Timecode information doesn't change. The timecode on footage you record with your camera stays the same when you capture the footage to your computer's hard drive, and still stays the same when you edit the material into a sequence. In addition to making nonlinear editing possible, this consistency enables nondestructive editing. Earlier I described project files as a series of instructions telling an editing application to play particular sections of various media files in a designated order. Timecode is what enables your editing application to identify each section of the media files. No two timecode locations on any tape are alike, and even though two tapes can contain the same timecode, editing applications allow you to name each individual tape to avoid confusion. (Chapter 10 explores techniques to help you mange your footage and prevent problems.)

As a result, the project files for your film are essentially a list of the beginning and ending timecode locations of all your shot selections, arranged in the order you specify and updated every time you make changes. Once your project is finished, you can use this timecode information to create an EDL, as described earlier, to create a high-quality broadcast master. An editor who shoots film can also use

timecode information to strike a film print for theatrical release by matching the timecode of material in the master to keycode information on the original negatives. Both processes are described in more detail in Appendix A.

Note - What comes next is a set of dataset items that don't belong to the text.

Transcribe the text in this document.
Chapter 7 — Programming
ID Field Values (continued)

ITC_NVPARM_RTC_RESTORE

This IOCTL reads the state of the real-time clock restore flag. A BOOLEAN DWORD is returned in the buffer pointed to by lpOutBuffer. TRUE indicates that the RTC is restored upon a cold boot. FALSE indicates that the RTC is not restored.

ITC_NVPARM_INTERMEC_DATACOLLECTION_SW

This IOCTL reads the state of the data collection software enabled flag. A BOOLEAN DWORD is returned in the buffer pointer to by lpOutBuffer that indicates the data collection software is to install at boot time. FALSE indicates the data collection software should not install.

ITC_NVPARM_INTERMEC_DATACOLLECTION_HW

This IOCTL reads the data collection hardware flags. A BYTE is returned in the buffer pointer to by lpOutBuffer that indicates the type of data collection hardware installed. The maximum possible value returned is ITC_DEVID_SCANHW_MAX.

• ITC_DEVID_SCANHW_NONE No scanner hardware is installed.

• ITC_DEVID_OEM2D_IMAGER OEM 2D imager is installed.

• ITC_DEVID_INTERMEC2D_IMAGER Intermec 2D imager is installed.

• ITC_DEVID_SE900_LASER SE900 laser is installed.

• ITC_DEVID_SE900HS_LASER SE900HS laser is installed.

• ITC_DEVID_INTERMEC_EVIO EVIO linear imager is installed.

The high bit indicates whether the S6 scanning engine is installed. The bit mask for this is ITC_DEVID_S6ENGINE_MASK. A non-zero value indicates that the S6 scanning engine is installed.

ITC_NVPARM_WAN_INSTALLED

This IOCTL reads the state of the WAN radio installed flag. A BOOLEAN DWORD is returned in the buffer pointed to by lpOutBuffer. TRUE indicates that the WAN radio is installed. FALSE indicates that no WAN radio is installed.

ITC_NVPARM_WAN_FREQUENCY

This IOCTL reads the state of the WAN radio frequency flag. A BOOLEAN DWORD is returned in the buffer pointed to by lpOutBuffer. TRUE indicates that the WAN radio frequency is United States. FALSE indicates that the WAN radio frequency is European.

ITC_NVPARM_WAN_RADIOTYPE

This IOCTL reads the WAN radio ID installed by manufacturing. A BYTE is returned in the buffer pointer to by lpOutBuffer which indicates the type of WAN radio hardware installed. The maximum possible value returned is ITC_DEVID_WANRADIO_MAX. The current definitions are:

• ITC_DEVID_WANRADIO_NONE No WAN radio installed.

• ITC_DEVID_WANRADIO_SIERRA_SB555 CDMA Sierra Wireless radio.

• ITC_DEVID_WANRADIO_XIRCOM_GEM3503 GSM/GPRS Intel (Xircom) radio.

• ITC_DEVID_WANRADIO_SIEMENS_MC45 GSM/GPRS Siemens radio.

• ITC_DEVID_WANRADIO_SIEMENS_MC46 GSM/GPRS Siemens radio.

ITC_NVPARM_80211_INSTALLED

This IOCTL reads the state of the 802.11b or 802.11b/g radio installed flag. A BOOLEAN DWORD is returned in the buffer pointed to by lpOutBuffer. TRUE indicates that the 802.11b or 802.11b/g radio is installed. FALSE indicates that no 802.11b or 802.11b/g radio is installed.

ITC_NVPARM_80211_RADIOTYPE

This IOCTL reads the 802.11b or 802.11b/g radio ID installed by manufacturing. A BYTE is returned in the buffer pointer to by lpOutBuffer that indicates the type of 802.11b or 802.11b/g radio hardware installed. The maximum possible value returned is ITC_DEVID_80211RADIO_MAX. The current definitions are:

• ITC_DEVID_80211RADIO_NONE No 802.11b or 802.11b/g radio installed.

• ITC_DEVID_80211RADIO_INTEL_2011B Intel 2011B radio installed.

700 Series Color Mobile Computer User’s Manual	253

In the past, editing an independent film or video project either meant paying studio rental fees, or working in the middle of the night while somebody you knew wasn't using his editing suite—digital editing systems were simply too expensive for most individuals to purchase. Today, buying the equipment to build your own postproduction studio is not only a possibility but, in many cases, proves more economical than renting. Once you make the initial purchase, the cost-per-use of your editing system lowers each time you sit down to edit. Depending on the number of projects you work on and the payment terms you negotiate with your clients, your digital editing system can even become a revenue source. (If you work the balance correctly, you can not only do what you love, but you can make a living at it—how great is that?) Chapter 10 walks you through the process of configuring your own studio and gets you ready to edit.